Conditional random fields (CRFs)¶

A conditional random fields (CRF) , sometimes called discriminative random field, is just a version of MRF, where all the clique potentials are conditioned on the input feature:

\[\begin{split} p(y|x) = \frac{1}{Z(x)} \prod_c\phi_c(y_c|x_c) \\ Z(x) = \sum_{y \in Y} \prod_c\phi_c(y_c|x_c) \end{split}\]

The partition constant depends on x, therefore we can say it is a function of x. We can say that conditional random fields instantiate a new Markov Random Field for each input x.

Features¶

In general we assume that the potential functions are:

\[ \phi_c(x_c,y_c) = \exp(w_c^Tf_c(x_c,y_c)) \]
  • \(f_c(x_c,y_c)\) describes the compatibility between \(x_c\) and \(y_c\)

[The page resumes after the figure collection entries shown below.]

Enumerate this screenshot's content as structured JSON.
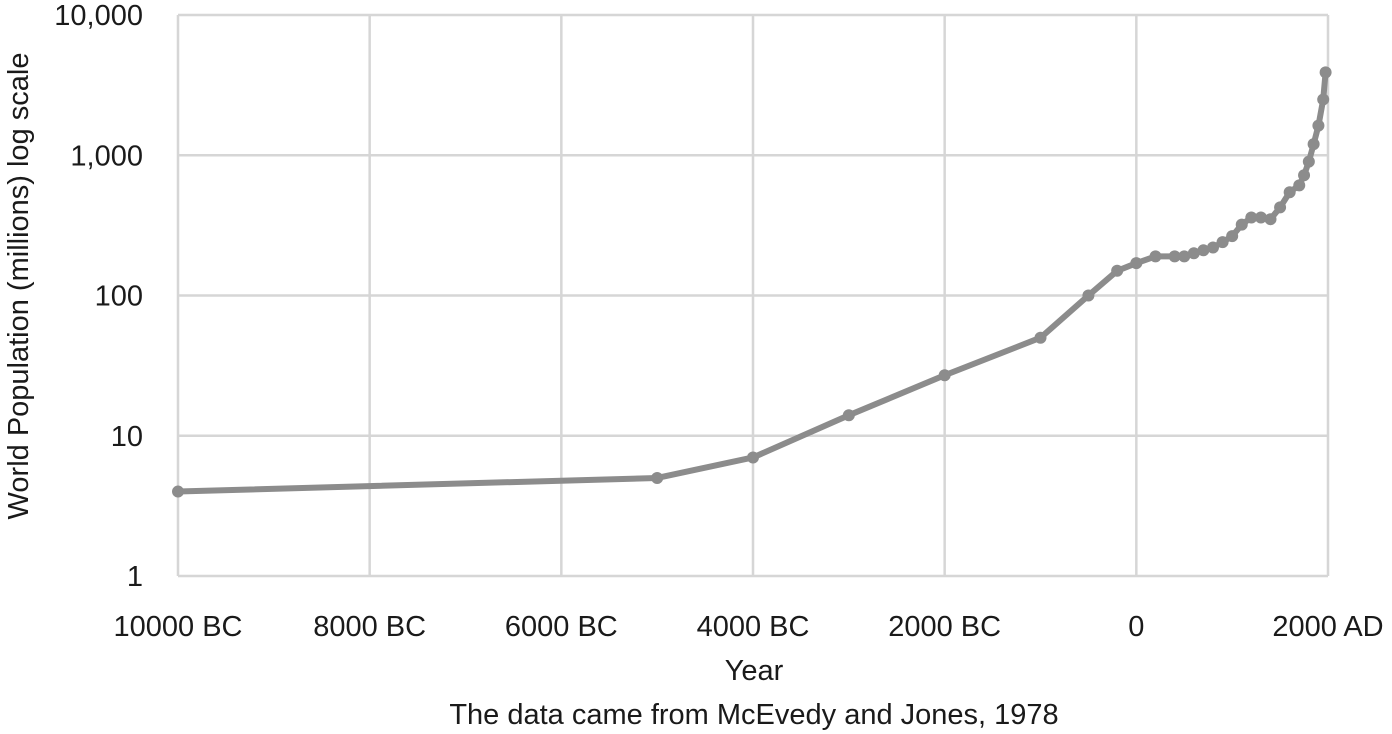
{
  "chart_data": {
    "type": "line",
    "title": "",
    "xlabel": "Year",
    "ylabel": "World Population (millions) log scale",
    "note": "The data came from McEvedy and Jones, 1978",
    "y_scale": "log",
    "ylim": [
      1,
      10000
    ],
    "xlim": [
      -10000,
      2000
    ],
    "grid": true,
    "legend": "none",
    "x_ticks": [
      {
        "value": -10000,
        "label": "10000 BC"
      },
      {
        "value": -8000,
        "label": "8000 BC"
      },
      {
        "value": -6000,
        "label": "6000 BC"
      },
      {
        "value": -4000,
        "label": "4000 BC"
      },
      {
        "value": -2000,
        "label": "2000 BC"
      },
      {
        "value": 0,
        "label": "0"
      },
      {
        "value": 2000,
        "label": "2000 AD"
      }
    ],
    "y_ticks": [
      {
        "value": 1,
        "label": "1"
      },
      {
        "value": 10,
        "label": "10"
      },
      {
        "value": 100,
        "label": "100"
      },
      {
        "value": 1000,
        "label": "1,000"
      },
      {
        "value": 10000,
        "label": "10,000"
      }
    ],
    "colors": {
      "series": "#8c8c8c",
      "grid": "#d6d6d6",
      "text": "#1a1a1a"
    },
    "series": [
      {
        "x": [
          -10000,
          -5000,
          -4000,
          -3000,
          -2000,
          -1000,
          -500,
          -200,
          0,
          200,
          400,
          500,
          600,
          700,
          800,
          900,
          1000,
          1100,
          1200,
          1300,
          1400,
          1500,
          1600,
          1700,
          1750,
          1800,
          1850,
          1900,
          1950,
          1975
        ],
        "y": [
          4,
          5,
          7,
          14,
          27,
          50,
          100,
          150,
          170,
          190,
          190,
          190,
          200,
          210,
          220,
          240,
          265,
          320,
          360,
          360,
          350,
          425,
          545,
          610,
          720,
          900,
          1200,
          1625,
          2500,
          3900
        ]
      }
    ]
  }
}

Here \(x\) can be arbitrary complex, since it is always observed it does not affect computation. This can be generalized, for an example we model \(p(x,y)\) using an MRF, we fit two distribution to the data \(p(y|x)\) and \(p(x)\). But if we are interested only in predicting y given x, we can skip modeling \(p(x)\) (we may not have enough data to fit booth). THis can speed up computation.

Chain CRF¶

If we assume that \(p(y|x)\) is a chain CRF, with two types of factors, (an example image factors) \(\phi(x_i|y_i)\) for \(i=1,\cdots, n\), which assigns higher values to \(y_i\) which are consistent with input \(x_i\), and pairwise factors \(\phi(y_i, y_{i+1})\) for \(i=1,\cdots,n-1\).

We can view \(\phi(x_i|y_i)\) as probabilities \(p(y_i|x_i)\) and \(\phi(y_i|y_{i+1})\) are some co-occurrences.